Ужасающий. Потому что, слишком хорошо себя зная, я понимаю, что постоянно ждала бы, когда это кончится. Ждала бы минуты, когда все пошатнется и любовь сбежит от меня, вытечет, как из дырявой бочки. Ждала бы дня, когда спокойно пройду мимо того, кого так любила, и мне не захочется провести рукой по его волосам, прикоснуться к его плечу, поцеловать — и не потому, что он станет мне противен, а только потому, что я привыкну к его присутствию, перестану его замечать. Я все время ждала бы прихода того смутного, неопределенного раздражения, которое кажется беспричинным. Мои чувства смешались бы, превратившись в одну серую массу, в какой-то переваренный суп, из них ушла бы вся острота, я больше не ощущала бы, что его не хватает, не радовалась бы, увидев его снова, не закрывала бы глаза, когда он входит в меня, потому что это сделалось бы привычным, обыденным, потому что ничего не осталось бы от дивного чувства нетерпения, когда два тела тянутся друг к другу, соприкасаются… Вялость чувств — вот чего я боюсь, и я уверена: только и именно тем, что жду этой вялости, только и именно тем, что подстерегаю ее появление, я навлеку это на себя, и любовь обернется братскими отношениями, и постель будет казаться инцестом.

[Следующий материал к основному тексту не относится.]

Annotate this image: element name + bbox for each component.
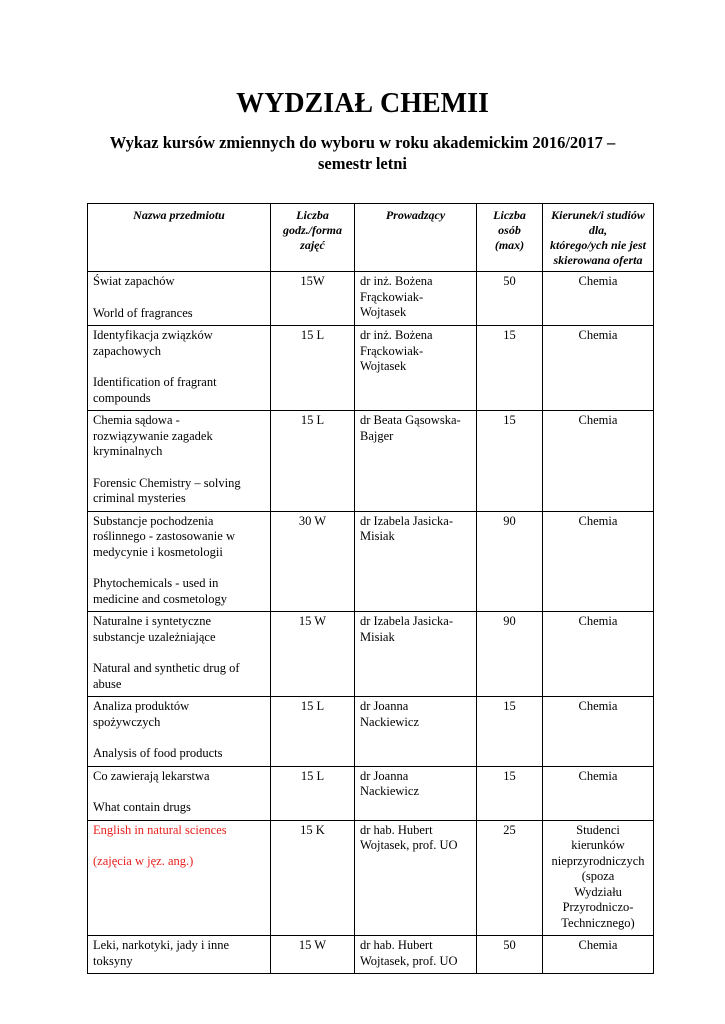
table-body [88,272,654,974]
header-hours [271,204,355,272]
direction-line: Chemia [578,614,618,628]
direction-cell [543,511,654,612]
direction-cell [543,612,654,697]
max-count-cell: 15 [477,326,543,411]
teacher-cell [355,326,477,411]
course-name-pl [93,938,265,969]
table-row [88,272,654,326]
teacher-line: dr Izabela Jasicka- [360,513,453,528]
course-name-pl [93,274,265,290]
page-subtitle [60,132,665,174]
course-name-cell [88,820,271,936]
course-name-pl [93,823,265,839]
course-name-en [93,661,265,692]
table-row [88,820,654,936]
teacher-line: Bajger [360,428,394,443]
header-direction [543,204,654,272]
max-count-cell: 15 [477,411,543,512]
header-hours-line: Liczba [296,208,329,222]
teacher-line: Misiak [360,629,395,644]
direction-cell [543,936,654,974]
course-name-en-line: Natural and synthetic drug of [93,661,240,675]
table-row [88,697,654,767]
hours-form-cell: 15 W [271,936,355,974]
page-title: WYDZIAŁ CHEMII [236,88,489,119]
direction-line: Chemia [578,768,618,783]
courses-table [87,203,654,974]
course-name-pl-line: Identyfikacja związków [93,328,213,342]
course-name-pl [93,514,265,561]
course-name-en [93,800,265,816]
teacher-line: Frąckowiak- [360,289,424,304]
course-name-pl-line: Naturalne i syntetyczne [93,614,212,628]
teacher-cell [355,936,477,974]
course-name-pl-line: Chemia sądowa - [93,413,180,427]
course-name-pl-line: substancje uzależniające [93,629,216,644]
course-name-en [93,306,265,322]
direction-cell [543,697,654,767]
course-name-pl-line: Leki, narkotyki, jady i inne [93,938,230,952]
max-count-cell: 90 [477,511,543,612]
course-name-pl-line: kryminalnych [93,444,163,458]
teacher-cell [355,697,477,767]
direction-cell [543,820,654,936]
teacher-line: Wojtasek, prof. UO [360,953,458,968]
course-name-pl-line: toksyny [93,953,133,968]
header-teacher: Prowadzący [355,204,477,272]
max-count-cell: 25 [477,820,543,936]
max-count-cell: 50 [477,936,543,974]
teacher-cell [355,766,477,820]
course-name-pl-line: English in natural sciences [93,822,227,837]
course-name-en [93,854,265,870]
table-row [88,612,654,697]
hours-form-cell: 15W [271,272,355,326]
hours-form-cell: 15 L [271,697,355,767]
direction-cell [543,411,654,512]
teacher-line: Frąckowiak- [360,343,424,358]
course-name-pl-line: medycynie i kosmetologii [93,544,223,559]
course-name-pl-line: spożywczych [93,714,161,729]
course-name-en-line: (zajęcia w jęz. ang.) [93,854,194,868]
teacher-line: dr Izabela Jasicka- [360,614,453,628]
hours-form-cell: 30 W [271,511,355,612]
table-row [88,936,654,974]
hours-form-cell: 15 L [271,766,355,820]
teacher-line: dr Joanna [360,699,409,713]
max-count-cell: 15 [477,766,543,820]
teacher-line: Nackiewicz [360,784,419,798]
table-row [88,411,654,512]
course-name-en-line: Phytochemicals - used in [93,576,219,590]
course-name-en-line: World of fragrances [93,305,193,320]
header-count-line: osób [498,223,521,237]
course-name-pl-line: Analiza produktów [93,699,190,713]
direction-line: Chemia [578,938,618,952]
course-name-pl-line: Substancje pochodzenia [93,513,214,528]
hours-form-cell: 15 W [271,612,355,697]
course-name-en [93,375,265,406]
course-name-pl [93,413,265,460]
course-name-pl-line: Świat zapachów [93,274,175,288]
subtitle-line-2: semestr letni [317,154,408,173]
course-name-cell [88,272,271,326]
teacher-line: Wojtasek [360,305,407,319]
header-hours-line: zajęć [300,238,325,252]
course-name-cell [88,936,271,974]
course-name-en [93,746,265,762]
teacher-line: dr Joanna [360,768,409,783]
teacher-line: Nackiewicz [360,714,419,729]
direction-line: Chemia [578,413,618,427]
course-name-en-line: medicine and cosmetology [93,591,227,606]
course-name-en-line: What contain drugs [93,800,191,814]
course-name-pl [93,328,265,359]
course-name-cell [88,612,271,697]
teacher-cell [355,511,477,612]
teacher-line: Wojtasek [360,359,407,373]
course-name-cell [88,511,271,612]
hours-form-cell: 15 L [271,326,355,411]
direction-cell [543,766,654,820]
direction-line: Chemia [578,274,618,288]
table-header-row [88,204,654,272]
header-hours-line: godz./forma [282,223,342,237]
teacher-cell [355,411,477,512]
course-name-pl [93,699,265,730]
teacher-cell [355,612,477,697]
header-count [477,204,543,272]
max-count-cell: 15 [477,697,543,767]
direction-line: Wydziału Przyrodniczo- [562,884,634,914]
direction-line: Chemia [578,513,618,528]
course-name-cell [88,766,271,820]
course-name-pl-line: Co zawierają lekarstwa [93,768,210,783]
teacher-line: dr inż. Bożena [360,328,433,342]
teacher-line: dr hab. Hubert [360,822,433,837]
direction-line: Chemia [578,699,618,713]
max-count-cell: 90 [477,612,543,697]
course-name-en-line: Forensic Chemistry – solving [93,475,241,490]
course-name-en [93,576,265,607]
direction-line: Studenci kierunków [571,822,625,852]
course-name-en-line: criminal mysteries [93,491,186,505]
course-name-pl-line: rozwiązywanie zagadek [93,428,213,443]
course-name-pl [93,769,265,785]
course-name-en-line: compounds [93,390,151,405]
teacher-cell [355,820,477,936]
table-row [88,766,654,820]
max-count-cell: 50 [477,272,543,326]
course-name-pl-line: roślinnego - zastosowanie w [93,529,235,543]
table-row [88,326,654,411]
header-direction-line: Kierunek/i studiów dla, [551,208,645,237]
header-course-name: Nazwa przedmiotu [88,204,271,272]
direction-line: Technicznego) [561,915,635,930]
direction-cell [543,272,654,326]
direction-line: nieprzyrodniczych (spoza [551,853,645,883]
course-name-en [93,476,265,507]
header-count-line: (max) [494,238,525,252]
header-direction-line: skierowana oferta [553,253,643,267]
course-name-cell [88,697,271,767]
teacher-cell [355,272,477,326]
teacher-line: Misiak [360,529,395,543]
table-row [88,511,654,612]
direction-line: Chemia [578,328,618,342]
hours-form-cell: 15 L [271,411,355,512]
teacher-line: dr hab. Hubert [360,938,433,952]
course-name-en-line: Identification of fragrant [93,375,217,389]
course-name-en-line: abuse [93,676,122,691]
course-name-cell [88,326,271,411]
direction-cell [543,326,654,411]
teacher-line: Wojtasek, prof. UO [360,838,458,852]
teacher-line: dr Beata Gąsowska- [360,413,461,427]
course-name-pl [93,614,265,645]
course-name-pl-line: zapachowych [93,343,162,358]
subtitle-line-1: Wykaz kursów zmiennych do wyboru w roku akademickim 2016/2017 – [109,133,616,152]
header-direction-line: którego/ych nie jest [550,238,646,252]
course-name-en-line: Analysis of food products [93,746,223,760]
hours-form-cell: 15 K [271,820,355,936]
header-count-line: Liczba [493,208,526,222]
teacher-line: dr inż. Bożena [360,274,433,288]
course-name-cell [88,411,271,512]
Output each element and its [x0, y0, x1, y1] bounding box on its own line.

Не знаю, сколько времени я провела здесь, в тени деревьев, полная до краев лесными запахами, неподвижная, такая неподвижная, что стала безразлична насекомым. Черви выползли из-под мертвых листьев, муравьи снова тронулись в путь, я слышала шелесты, шорохи, я стала частью их мира, они ко мне привыкли. Мне казалось, что не хватит сил вернуться туда, слышать смех, видеть, как они едят и жестикулируют, ну почему мне это так трудно? И все-таки я сошла с места, двинулась в ту сторону, потому что стало немножко страшно: а вдруг меня ищут, мне нельзя портить такой день. Каблуки увязали в мягкой земле, в мягком слое опавших листьев, словно меня пытались тут удержать, но я все-таки шла.

Вся зыбкость моей жизни собралась здесь, в этом мгновении, когда все мое тело просилось остаться в тени, а я не захотела его слушать, не сумела его послушаться. Я запихиваю, словно в корзину с грязным бельем, которому незачем быть на виду, свои сожаления, свои угрызения, свои желания, я уминаю их, уминаю, уминаю, я набиваю эту корзину плотнее некуда, я запихиваю туда все, что есть, в том числе и свой пол, я смыкаю веки, я затыкаю уши, я сжимаю губы, я захлопываю крышку.